An FMA-based SIMD implementation using VFMADD213PS processes 4 elements simultaneously.

How many VFMADD213PS instructions are needed for the complete 4×4 × 4×1 multiplication?
Assuming Haswell (VFMADD213PS throughput: 0.5 cycles, latency: 5 cycles), what is the theoretical throughput-limited time for this computation?
What is the latency-limited time if the four output accumulations are independent?
How does this compare to the scalar implementation (MULSS/ADDSS: 1 cycle throughput each)?

Exercise 15.18 — Auto-Vectorization Analysis

Given the following C function:

void add_arrays(float *dst, const float *a, const float *b, int n) {
    for (int i = 0; i < n; i++) {
        dst[i] = a[i] + b[i];
    }
}

Compile mentally: what prevents auto-vectorization? (Hint: aliasing)
Add the __restrict__ qualifier to the pointers. Does this fix the aliasing problem?
What GCC flags enable AVX2 auto-vectorization?
After adding __restrict__ and -O3 -mavx2, GCC generates something like:

.loop:
    vmovups ymm0, [rsi + rax*4]
    vaddps  ymm0, ymm0, [rdx + rax*4]
    vmovups [rdi + rax*4], ymm0
    add     rax, 8
    cmp     rax, rcx
    jb      .loop

Why does GCC use VMOVUPS instead of VMOVAPS? Under what conditions would GCC use VMOVAPS?

Exercise 15.19 — SIMD Data Layout Conversion

A program stores RGB pixels as a struct array (AoS):

struct Pixel { uint8_t r, g, b, a; };  // 4 bytes per pixel
Pixel image[WIDTH * HEIGHT];

To apply a SIMD operation to just the red channel, you need to gather the r bytes from every 4th byte.

Describe the challenge of processing this data with SIMD instructions.
The alternative layout (SoA) stores: r[n], g[n], b[n], a[n] as separate arrays. Show how MOVDQU loads 16 red bytes at once with SoA.
If you cannot change the data layout, PSHUFB (byte shuffle) can extract and pack bytes from a 16-byte register. Write pseudocode for extracting 4 red bytes from 16 bytes of AoS pixel data.
For the grayscale formula Y = 0.299R + 0.587G + 0.114*B: why is integer arithmetic preferred over floating-point for byte images?

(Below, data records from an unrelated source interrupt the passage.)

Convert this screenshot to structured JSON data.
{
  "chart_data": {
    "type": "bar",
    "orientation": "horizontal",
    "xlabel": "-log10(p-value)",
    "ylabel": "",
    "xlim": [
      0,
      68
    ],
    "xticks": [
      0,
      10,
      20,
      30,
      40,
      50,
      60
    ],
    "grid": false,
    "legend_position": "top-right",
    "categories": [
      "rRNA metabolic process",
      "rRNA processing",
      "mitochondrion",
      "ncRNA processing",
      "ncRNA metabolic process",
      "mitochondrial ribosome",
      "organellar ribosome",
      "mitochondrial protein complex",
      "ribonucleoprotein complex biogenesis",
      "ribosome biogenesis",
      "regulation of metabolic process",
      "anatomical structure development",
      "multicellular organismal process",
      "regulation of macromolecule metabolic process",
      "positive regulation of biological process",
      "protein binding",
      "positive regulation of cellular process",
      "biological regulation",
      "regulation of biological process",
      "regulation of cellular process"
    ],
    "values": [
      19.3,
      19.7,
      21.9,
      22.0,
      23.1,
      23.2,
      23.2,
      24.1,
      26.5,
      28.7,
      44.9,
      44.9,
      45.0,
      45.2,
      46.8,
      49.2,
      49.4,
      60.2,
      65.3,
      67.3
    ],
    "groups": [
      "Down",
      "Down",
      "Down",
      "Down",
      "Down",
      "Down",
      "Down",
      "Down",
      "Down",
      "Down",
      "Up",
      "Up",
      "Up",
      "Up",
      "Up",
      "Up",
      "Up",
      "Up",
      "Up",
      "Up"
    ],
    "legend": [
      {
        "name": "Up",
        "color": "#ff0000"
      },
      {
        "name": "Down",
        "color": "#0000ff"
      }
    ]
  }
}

Exercise 15.20 — Security: Constant-Time AES

AES-NI instructions are specifically designed to be constant-time — their execution time does not depend on the key or data values.

Explain why table-based (T-table) software AES is vulnerable to cache-timing attacks. What information leaks through cache access patterns?
The following is a simplified software AES SubBytes step: c uint8_t sbox_lookup(uint8_t byte) { return sbox[byte]; // table lookup } How does this leak the key material to a timing attacker?
AESENC eliminates this attack. Explain why: what property of the instruction prevents timing side channels?
A system uses AES-NI for encryption but then does: c if (key[0] == 0) handle_zero_key(); Does this reintroduce a timing channel? What type of vulnerability is this?
Name one other x86-64 instruction (outside of AES-NI) that is specified to run in constant time regardless of inputs, and explain its security relevance.